The world’s largest particle accelerator is back in business. Today, two beams of protons circulated in opposite directions around the Large Hadron Collider’s 27-kilometer ring at their injection energy of 450 billion electronvolts (450 GeV), marking the conclusion of a three year hiatus for maintenance, consolidation and upgrade work.

The work was done so that it can operate at an even higher energy and deliver significantly more data to the upgraded LHC experiments but high-energy collisions still months away. The beams circulated today were a test at injection energy and contained a small number of protons.

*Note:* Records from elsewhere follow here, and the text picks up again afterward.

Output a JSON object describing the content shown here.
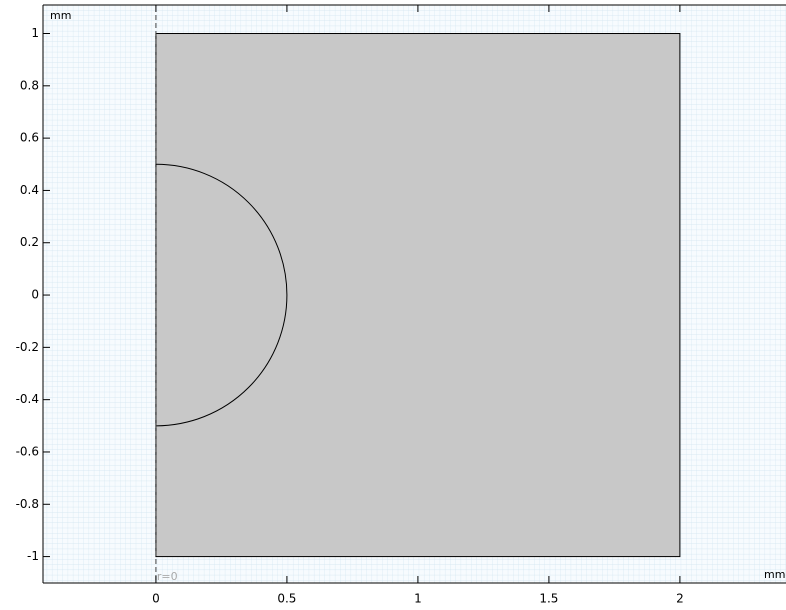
{
  "view": {
    "x_unit": "mm",
    "y_unit": "mm",
    "axis_label": "r=0",
    "xlim": [
      -0.431,
      2.405
    ],
    "ylim": [
      -1.101,
      1.109
    ],
    "xticks": [
      0,
      0.5,
      1,
      1.5,
      2
    ],
    "yticks": [
      -1,
      -0.8,
      -0.6,
      -0.4,
      -0.2,
      0,
      0.2,
      0.4,
      0.6,
      0.8,
      1
    ],
    "rectangle": {
      "x": [
        0,
        2
      ],
      "y": [
        -1,
        1
      ]
    },
    "circle": {
      "center": [
        0,
        0
      ],
      "radius": 0.5
    }
  }
}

They will progressively recommission the machine and safely ramp up the energy and intensity of the beams before delivering collisions to the experiments at a record energy of 13.6 trillion electronvolts (13.6 TeV) and that will set off four years of physics-data taking.

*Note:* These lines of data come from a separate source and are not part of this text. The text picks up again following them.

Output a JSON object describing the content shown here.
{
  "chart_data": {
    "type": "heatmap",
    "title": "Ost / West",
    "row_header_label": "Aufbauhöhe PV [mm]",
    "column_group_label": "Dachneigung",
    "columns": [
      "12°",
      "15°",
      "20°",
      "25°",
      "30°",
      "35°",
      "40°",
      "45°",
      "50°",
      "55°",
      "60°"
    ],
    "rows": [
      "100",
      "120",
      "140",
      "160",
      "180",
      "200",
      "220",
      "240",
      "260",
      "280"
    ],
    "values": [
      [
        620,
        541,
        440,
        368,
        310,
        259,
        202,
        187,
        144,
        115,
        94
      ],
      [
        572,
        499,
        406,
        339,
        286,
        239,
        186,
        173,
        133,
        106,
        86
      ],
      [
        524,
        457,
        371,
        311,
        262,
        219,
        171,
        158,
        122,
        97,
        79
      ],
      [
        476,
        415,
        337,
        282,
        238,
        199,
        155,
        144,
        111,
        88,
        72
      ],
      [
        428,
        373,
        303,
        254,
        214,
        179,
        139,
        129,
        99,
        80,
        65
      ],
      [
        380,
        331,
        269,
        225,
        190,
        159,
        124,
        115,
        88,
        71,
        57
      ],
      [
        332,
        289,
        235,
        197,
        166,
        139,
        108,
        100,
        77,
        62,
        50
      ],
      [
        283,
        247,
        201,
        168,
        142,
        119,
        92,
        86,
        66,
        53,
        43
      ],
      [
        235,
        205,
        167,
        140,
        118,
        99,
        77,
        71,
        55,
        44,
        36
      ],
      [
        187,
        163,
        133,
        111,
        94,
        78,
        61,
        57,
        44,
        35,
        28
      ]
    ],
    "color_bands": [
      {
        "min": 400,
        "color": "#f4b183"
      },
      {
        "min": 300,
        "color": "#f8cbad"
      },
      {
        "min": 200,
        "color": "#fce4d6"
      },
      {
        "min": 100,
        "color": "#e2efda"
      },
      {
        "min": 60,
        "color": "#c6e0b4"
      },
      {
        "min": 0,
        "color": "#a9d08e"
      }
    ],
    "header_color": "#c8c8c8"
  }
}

Upgrade work carried out on the LHC large detectors (ATLAS, CMS, ALICE and LHCb) during Long Shutdown 2 (LS2) from 2019 to 2022. Credit: CERN

This third run will allow the ATLAS and CMS experiments to receive more collisions than in the two previous physics runs combined. LHCb will see its collision count increase by a factor of three and ALICE, a detector for studying heavy-ion collisions, can expect a 50X increase in the total number of recorded ion collisions.

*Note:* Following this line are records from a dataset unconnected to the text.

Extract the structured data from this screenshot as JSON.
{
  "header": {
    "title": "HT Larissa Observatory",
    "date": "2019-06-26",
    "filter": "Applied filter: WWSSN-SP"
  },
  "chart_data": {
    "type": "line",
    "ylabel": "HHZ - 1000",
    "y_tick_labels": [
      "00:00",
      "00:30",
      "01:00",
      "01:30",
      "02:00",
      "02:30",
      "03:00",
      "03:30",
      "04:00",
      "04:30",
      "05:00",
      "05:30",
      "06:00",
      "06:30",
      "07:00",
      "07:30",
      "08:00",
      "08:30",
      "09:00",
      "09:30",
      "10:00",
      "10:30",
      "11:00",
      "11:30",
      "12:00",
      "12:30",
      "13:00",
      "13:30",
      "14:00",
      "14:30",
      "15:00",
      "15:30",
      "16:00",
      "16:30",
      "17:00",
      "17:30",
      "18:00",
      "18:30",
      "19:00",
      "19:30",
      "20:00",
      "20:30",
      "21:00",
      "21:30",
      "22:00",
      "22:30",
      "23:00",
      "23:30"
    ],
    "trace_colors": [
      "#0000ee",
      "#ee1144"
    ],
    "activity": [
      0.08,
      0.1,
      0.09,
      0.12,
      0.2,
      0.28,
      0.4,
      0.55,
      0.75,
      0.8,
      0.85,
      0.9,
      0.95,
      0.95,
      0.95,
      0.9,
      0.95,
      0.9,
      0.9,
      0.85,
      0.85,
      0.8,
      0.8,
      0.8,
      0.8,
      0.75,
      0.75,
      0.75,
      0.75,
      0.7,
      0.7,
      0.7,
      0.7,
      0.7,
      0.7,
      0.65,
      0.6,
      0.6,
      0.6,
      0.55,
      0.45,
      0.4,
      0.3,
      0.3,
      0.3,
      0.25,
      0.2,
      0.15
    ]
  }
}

 Other things to look forward to in Run 3 include the operation of two new experiments, FASER and SND@LHC,designed to look for physics beyond the Standard Model; special proton–helium collisions to measure how often the antimatter counterparts of protons are produced in these collisions; and collisions involving oxygen ions that will improve physicists’ knowledge of cosmic-ray physics and the quark–gluon plasma, a state of matter that existed shortly after the Big Bang.